The way our dates on Thursday and Saturday ended were quite different. On Thursday, when I walked her to her destination, when we got there, there was this long awkward goodbye. I wanted to kiss her but was also afraid of making it a habit so I almost didn't. But then I thought now that I have made it a habit she may wonder why I didn't' kiss her this time. I know, it sounds silly, but that's what happened and then finally I went in for the quick kiss, said goodbye and left. I can't help it. It's just she stares right into my eyes each time when we say our goodbyes and it makes me feel like she's expecting me to make a move. But then when I do, it's so quick.
On Saturday night, our goodbye was a bit different. This time when we said goodbye, she leaned in and made a joke kissing motion and noise, like she was telling me "it's OK to kiss me now" which was great but again I cant' tell if it's because she really wants me to or because now it's a habit thing we've started.
Wow.
I feel as I keep typing this post, I'm getting more and more confused.

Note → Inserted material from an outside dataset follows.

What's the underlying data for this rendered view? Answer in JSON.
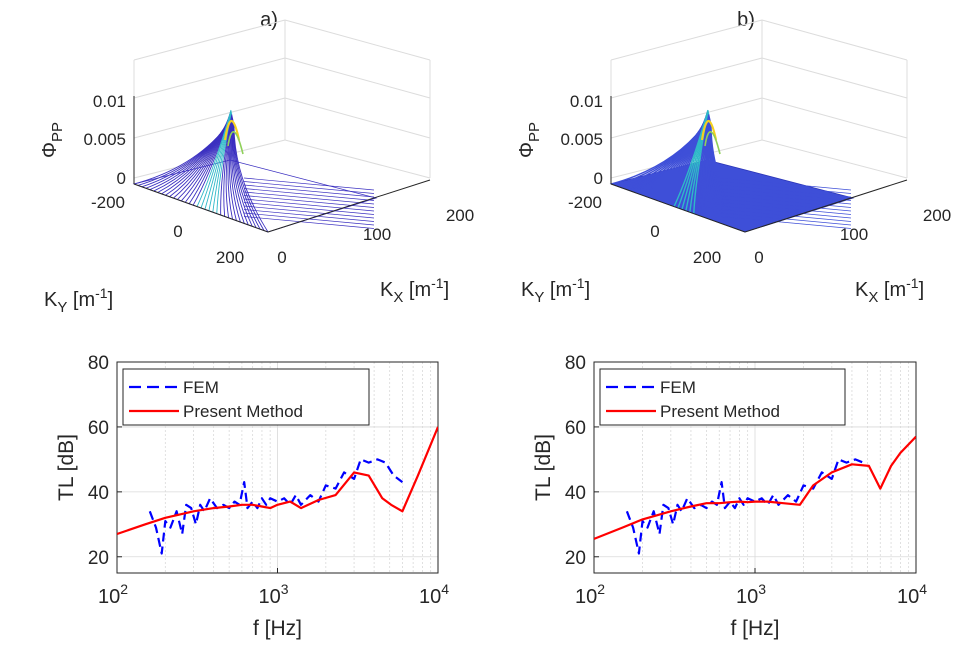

In the end, I know I am having fun with her, I just don't know if I'd be having more fun with someone else. I found out that in a couple of weeks she's going away for 2 weeks to visit her parents back home. So, I decided I'll give it a bit more time and see what happens. I'm definitely in no rush. If by then I feel that it's going nowhere, then it'll be a great opportunity to end things since she'll be gone for a while.
In the meantime lets see what happens.